The structure of resilin is fascinating, too. In its normal state, it kind of looks like a bit of a mess – a random, wriggly, and worm-like pile of… something. But apply a bit of stress, and you’ll soon discover that the structure was perfectly set up to do its job. It lines up to efficiently store and transfer the energy, and then it relaxes back to its normal state.
It goes without saying that resilin can play such an important role throughout the entire lifetime of a bug!
Okay, enough buzzing around the science, let’s get to the point
Perhaps you can already see where this is going. But if not, here’s a big clue: the word “resilin” comes from the same Latin root for the word “resiliency”.
Now, “resilience” is an incredibly important topic for us, particularly in our Trauma-Informed approach to supporting the youth who come to us for help. Across our entire continuum of care, we try to support young people to build up their resiliency as a means of conquering challenges and stresses in their daily life.
But what, exactly, is “resiliency”? It’s a person’s unique, one-of-a-kind bounce.

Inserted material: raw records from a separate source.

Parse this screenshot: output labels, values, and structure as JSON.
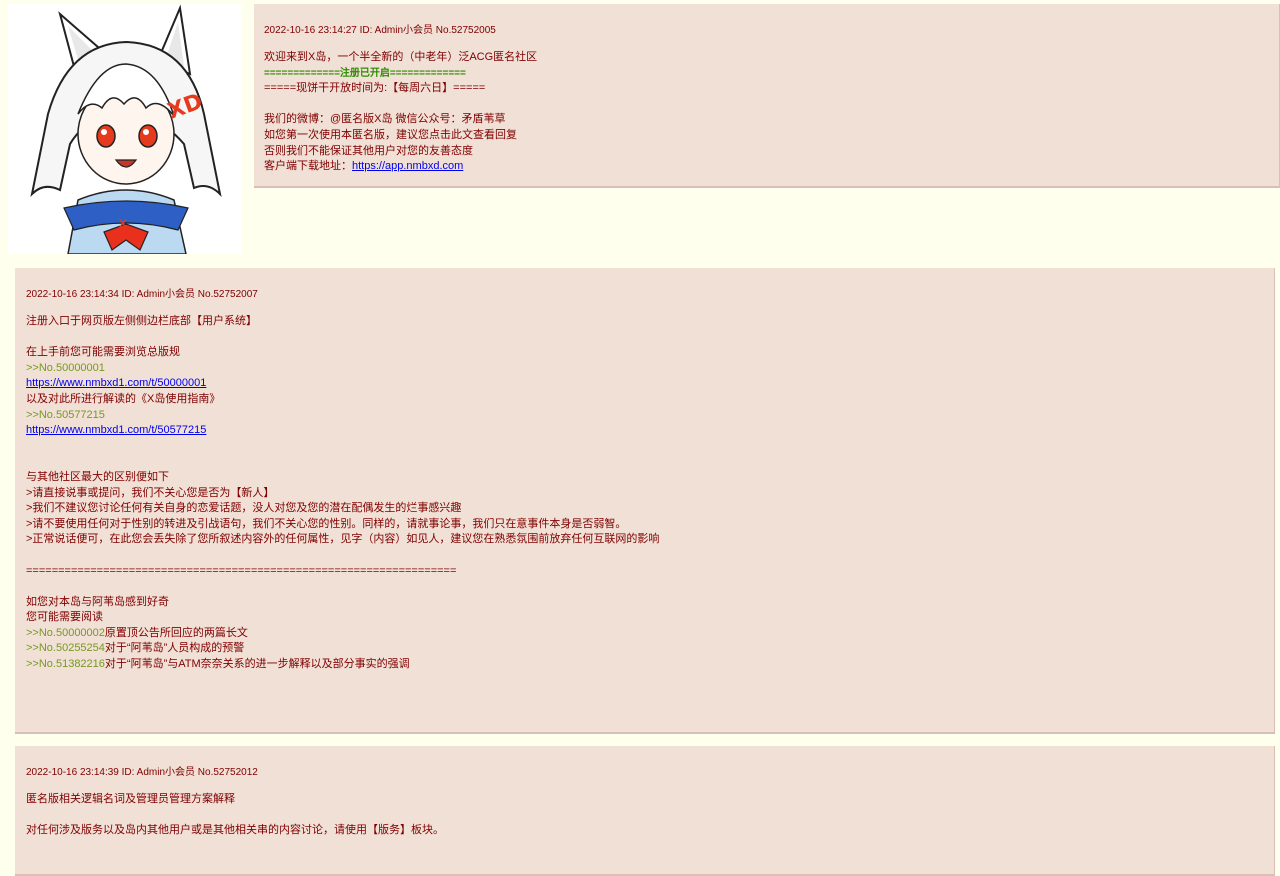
{
  "op": {
    "avatar_icon": "fox-girl-mascot-icon",
    "avatar_label": "XD",
    "meta": {
      "date": "2022-10-16",
      "time": "23:14:27",
      "id_text": "ID: Admin小会员",
      "no": "No.52752005"
    },
    "lines": {
      "welcome": "欢迎来到X岛，一个半全新的（中老年）泛ACG匿名社区",
      "register_open": "=============注册已开启=============",
      "cookie_time": "=====现饼干开放时间为:【每周六日】=====",
      "weibo": "我们的微博：@匿名版X岛 微信公众号：矛盾苇草",
      "first_time": "如您第一次使用本匿名版，建议您点击此文查看回复",
      "otherwise": "否则我们不能保证其他用户对您的友善态度",
      "client_prefix": "客户端下载地址：",
      "client_url": "https://app.nmbxd.com"
    }
  },
  "reply1": {
    "meta": {
      "date": "2022-10-16",
      "time": "23:14:34",
      "id_text": "ID: Admin小会员",
      "no": "No.52752007"
    },
    "lines": {
      "l1": "注册入口于网页版左侧侧边栏底部【用户系统】",
      "l2": "在上手前您可能需要浏览总版规",
      "q1": ">>No.50000001",
      "u1": "https://www.nmbxd1.com/t/50000001",
      "l3": "以及对此所进行解读的《X岛使用指南》",
      "q2": ">>No.50577215",
      "u2": "https://www.nmbxd1.com/t/50577215",
      "l4": "与其他社区最大的区别便如下",
      "l5": ">请直接说事或提问，我们不关心您是否为【新人】",
      "l6": ">我们不建议您讨论任何有关自身的恋爱话题，没人对您及您的潜在配偶发生的烂事感兴趣",
      "l7": ">请不要使用任何对于性别的转进及引战语句，我们不关心您的性别。同样的，请就事论事，我们只在意事件本身是否弱智。",
      "l8": ">正常说话便可，在此您会丢失除了您所叙述内容外的任何属性，见字（内容）如见人，建议您在熟悉氛围前放弃任何互联网的影响",
      "sep": "===================================================================",
      "l9": "如您对本岛与阿苇岛感到好奇",
      "l10": "您可能需要阅读",
      "q3": ">>No.50000002",
      "t3": "原置顶公告所回应的两篇长文",
      "q4": ">>No.50255254",
      "t4": "对于“阿苇岛”人员构成的预警",
      "q5": ">>No.51382216",
      "t5": "对于“阿苇岛”与ATM奈奈关系的进一步解释以及部分事实的强调"
    }
  },
  "reply2": {
    "meta": {
      "date": "2022-10-16",
      "time": "23:14:39",
      "id_text": "ID: Admin小会员",
      "no": "No.52752012"
    },
    "lines": {
      "l1": "匿名版相关逻辑名词及管理员管理方案解释",
      "l2": "对任何涉及版务以及岛内其他用户或是其他相关串的内容讨论，请使用【版务】板块。"
    }
  },
  "colors": {
    "page_bg": "#ffffee",
    "card_bg": "#f0e0d6",
    "text": "#800000",
    "quote": "#789922",
    "green_notice": "#2e8b00",
    "link": "#0000ee"
  }
}
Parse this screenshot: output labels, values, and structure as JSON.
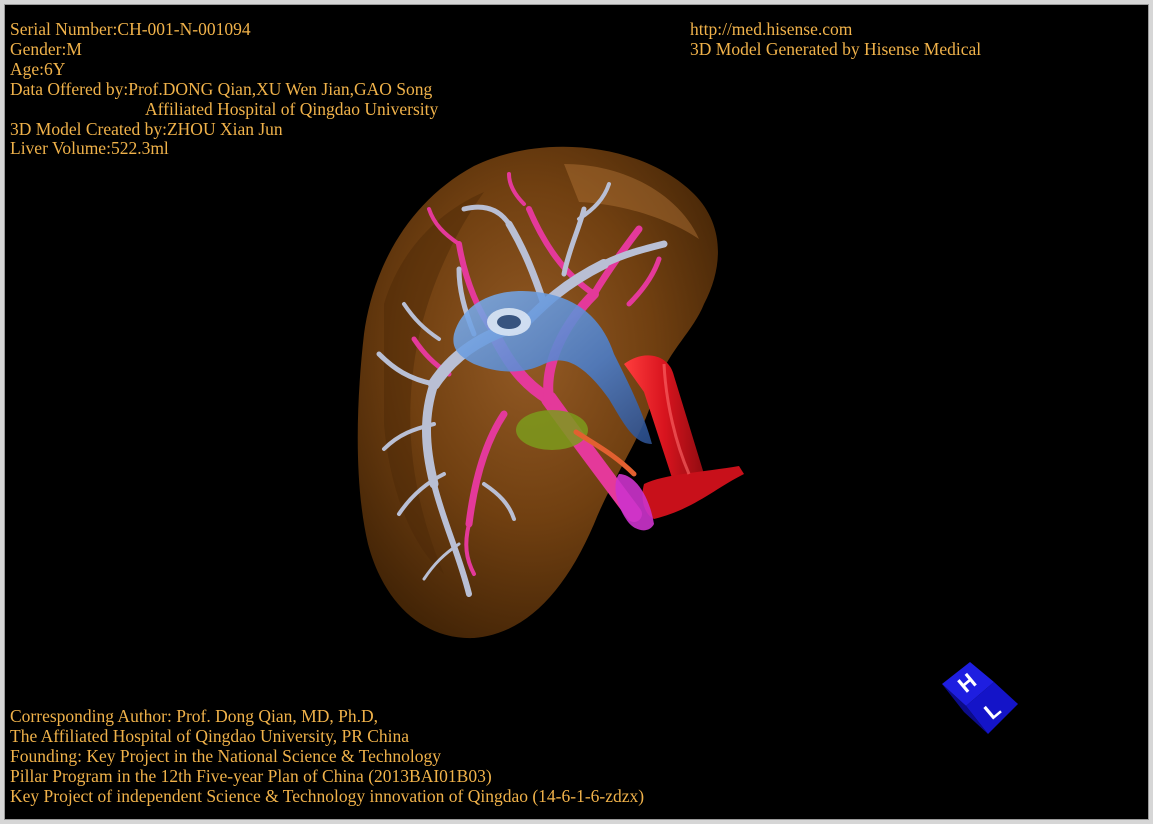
{
  "header_left": {
    "serial": "Serial Number:CH-001-N-001094",
    "gender": "Gender:M",
    "age": "Age:6Y",
    "data_offered": "Data Offered by:Prof.DONG Qian,XU Wen Jian,GAO Song",
    "hospital": "Affiliated Hospital of Qingdao University",
    "created_by": "3D Model Created by:ZHOU Xian Jun",
    "liver_volume": "Liver Volume:522.3ml"
  },
  "header_right": {
    "url": "http://med.hisense.com",
    "generated_by": "3D Model Generated by Hisense Medical"
  },
  "footer": {
    "line1": "Corresponding Author: Prof. Dong Qian, MD, Ph.D,",
    "line2": "The Affiliated Hospital of Qingdao University, PR China",
    "line3": "Founding: Key Project in the National Science & Technology",
    "line4": "Pillar Program in the 12th Five-year Plan of China (2013BAI01B03)",
    "line5": "Key Project of independent Science & Technology innovation of Qingdao (14-6-1-6-zdzx)"
  },
  "orientation_cube": {
    "face_top": "H",
    "face_front": "L"
  },
  "colors": {
    "background": "#000000",
    "text": "#f0b24a",
    "liver": "#7a4512",
    "hepatic_vein": "#b9bfd4",
    "portal_vein": "#e4399a",
    "inferior_vena_cava": "#5b8ed6",
    "artery": "#d8141e",
    "gallbladder": "#7c9a1c",
    "cube": "#1414c8"
  }
}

That compound that helps insects jump is, in a metaphorical sense, somewhere in all of us in its own special way. So, here at Covenant House Vancouver, one of the things we do when serving young people is help them uncover it until they have the power they need to:
- bounce back from the trauma that has shaped them, and
- bounce forward confidently with the next steps necessary for a brighter and more positive future
We hope that the resiliency we help build will sustain them throughout their entire life.
Yes, this “bounce” will look different in different people, just like how it looks a bit different from insect to insect. At first, it might be hidden in what seems like a messy pile of…something, but it’s there. And once it’s unearthed, when stresses come along it’ll line up efficiently and bounce and relax perfectly every time.